Ecohydrological processes and pressures in karst
Earth and Environmental Sciences (2nd level)Modul:
Course code: MIK01
Year of study: 2nd year
Workload: lectures 25 hours, seminar 20 hours, field work 25 hours, individual work 80 hours.
Course type: elective
Languages: Slovene, English
Learning and teaching methods:
The content of the course is presented at lectures, diversified with modern didactic grips. Seminars take place at the same time with lectures and they are being related to individual thematic assemblies of lectures. Students individually present problems connected with their research theme, that are being analysed commonly by their classmates.
Course syllabus (download)
First-cycle Bologna degree or a university degree in the natural sciences.
Content (Syllabus outline):
Karst aquifers hold important water resources and are rich in unique (underground) ecosystems. Due to highly dynamic hydrological processes compared to other less permeable systems, they are particularly vulnerable to environmental changes and human activities. An important prerequisite for understanding the limitations of appropriate management of karst natural resources is knowledge of landscape processes and the specific characteristics of water flow in karst. This course therefore integrates karst studies into a general ecological, geomorphological, speleological and hydrological context and emphasises the application of karst-specific research methods. Special attention is paid to the ecohydrological functions of karst underground, the temporal hydrological variability, surface- groundwater interaction and contamination problems. Best practices for protection and management solutions will be presented.
- BONACCI, O., PIPAN, T., CULVER, D. C., 2009: A framework for karst ecohydrology. Environmental Geology, 56/5: 891-900.
- GOLDSCHEIDER, N., 2012: A holistic approach to groundwater protection and ecosystem services in karst terrains. Aqua Mundi, 3: 117-124. doi: 10.4409/Am-046-12-0047.
- GUTIÉRREZ, F., PARISE, M., De WAELE, J., JOURDE, H., 2014: A review on natural and human-induced geohazards and impacts in karst. Earth-Science Reviews, 138: 61-88.
- HARTMANN, A., GOLDSCHEIDER, N., WAGENER, T., LANGE, J., WEILER, M., 2014: Karst water resources in a changing world: Review of hydrological modeling approaches. Reviews of Geophysics, 52/3: 218-242.
- KLØVE, B., ALA-AHO, P., BERTRAND, G., BOUKALOVA, Z., ERTÜRK, A., … WIDERLUND, A., 2011: Groundwater dependent ecosystems. Part I: Hydroecological status and trends. Environmental Science & Policy, 14/7: 770-781. doi: 10.1016/j.envsci.2011.04.002.

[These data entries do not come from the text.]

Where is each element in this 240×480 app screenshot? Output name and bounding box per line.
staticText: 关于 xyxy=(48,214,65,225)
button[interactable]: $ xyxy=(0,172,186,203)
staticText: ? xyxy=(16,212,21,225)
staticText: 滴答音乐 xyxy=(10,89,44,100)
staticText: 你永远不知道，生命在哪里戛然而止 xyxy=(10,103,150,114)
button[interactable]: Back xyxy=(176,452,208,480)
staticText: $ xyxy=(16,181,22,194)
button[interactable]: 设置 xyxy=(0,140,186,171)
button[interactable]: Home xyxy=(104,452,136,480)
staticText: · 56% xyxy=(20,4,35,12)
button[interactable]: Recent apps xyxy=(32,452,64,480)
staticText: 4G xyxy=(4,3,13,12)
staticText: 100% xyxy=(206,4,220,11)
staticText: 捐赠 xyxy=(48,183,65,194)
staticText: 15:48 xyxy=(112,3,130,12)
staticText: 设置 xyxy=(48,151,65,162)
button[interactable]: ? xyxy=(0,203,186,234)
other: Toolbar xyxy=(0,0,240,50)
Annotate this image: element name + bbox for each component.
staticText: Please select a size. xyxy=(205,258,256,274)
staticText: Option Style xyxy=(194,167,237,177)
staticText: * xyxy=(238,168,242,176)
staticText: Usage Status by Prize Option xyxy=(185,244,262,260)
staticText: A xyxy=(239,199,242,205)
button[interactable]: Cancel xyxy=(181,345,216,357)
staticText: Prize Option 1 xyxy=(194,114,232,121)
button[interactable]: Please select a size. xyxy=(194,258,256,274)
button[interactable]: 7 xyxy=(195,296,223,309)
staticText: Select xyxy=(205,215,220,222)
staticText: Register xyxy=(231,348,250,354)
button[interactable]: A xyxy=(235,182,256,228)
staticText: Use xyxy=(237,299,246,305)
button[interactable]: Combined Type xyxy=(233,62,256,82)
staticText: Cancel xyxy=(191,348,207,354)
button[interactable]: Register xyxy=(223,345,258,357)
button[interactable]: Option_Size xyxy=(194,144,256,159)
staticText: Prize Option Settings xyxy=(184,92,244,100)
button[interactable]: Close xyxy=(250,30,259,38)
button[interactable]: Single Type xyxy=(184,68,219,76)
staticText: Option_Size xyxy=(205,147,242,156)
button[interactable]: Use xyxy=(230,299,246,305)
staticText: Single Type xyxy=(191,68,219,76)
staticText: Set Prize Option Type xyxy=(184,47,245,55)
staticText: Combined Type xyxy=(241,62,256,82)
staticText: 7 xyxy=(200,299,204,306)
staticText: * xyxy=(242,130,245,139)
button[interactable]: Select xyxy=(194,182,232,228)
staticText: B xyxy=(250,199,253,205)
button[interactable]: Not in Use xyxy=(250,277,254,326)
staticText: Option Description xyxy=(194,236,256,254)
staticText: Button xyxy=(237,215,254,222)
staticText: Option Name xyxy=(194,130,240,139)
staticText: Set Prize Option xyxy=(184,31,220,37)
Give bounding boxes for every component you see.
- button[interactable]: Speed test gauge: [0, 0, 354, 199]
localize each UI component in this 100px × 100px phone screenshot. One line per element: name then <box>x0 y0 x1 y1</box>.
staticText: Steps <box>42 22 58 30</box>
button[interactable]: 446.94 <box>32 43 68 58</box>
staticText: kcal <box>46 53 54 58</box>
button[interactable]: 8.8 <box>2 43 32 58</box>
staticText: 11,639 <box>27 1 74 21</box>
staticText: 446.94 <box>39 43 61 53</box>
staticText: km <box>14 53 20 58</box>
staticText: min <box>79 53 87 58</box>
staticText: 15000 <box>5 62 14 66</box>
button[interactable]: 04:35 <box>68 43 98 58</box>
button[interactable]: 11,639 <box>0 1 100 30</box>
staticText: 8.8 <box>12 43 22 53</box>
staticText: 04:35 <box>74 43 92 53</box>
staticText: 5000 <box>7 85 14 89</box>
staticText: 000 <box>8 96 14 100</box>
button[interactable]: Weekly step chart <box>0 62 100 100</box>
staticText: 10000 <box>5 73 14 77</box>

- KOVAČIČ, G., RAVBAR, N., 2010: Extreme hydrological events in karst areas of Slovenia, the case of the Unica River basin. Geodinamica Acta, 23/1–3: 89-100.
- RAVBAR, N., 2007: The protection of karst waters: a comprehensive Slovene approach to vulnerability and contamination risk mapping. Inštitut za raziskovanje krasa ZRC SAZU, Postojna. (poglavja/chapters: 4-8).
Objectives and competences:
- Students learn about the importance of karst natural resources and other peculiarities of the karst environment;
- They learn about the specifics of water flow in karst and hydrological variability and they understand why karst natural resources are highly vulnerable;
- They get acquainted with the basic methods and techniques for researching karst processes;
- Understand what knowledge is needed for the effective protection of karst natural resources and what measures are most effective for meaningful planning of activities on karst.
Intended learning outcomes:
- Introduction to terms hydrological variability, surface-groundwater interaction, groundwater dependant ecosystems, etc.;
- Ability to list the specifics of water flow in karst, the importance of karst natural resources, etc.;
- Know research methods that are specific to karst research;
- Ability to critically evaluate what are the appropriate ways to protect and manage the use of karst natural resources, knowledge of examples of good practice;
- Ability to independently evaluate literature and sources.
Oral exam (60 %), written paper (40 %).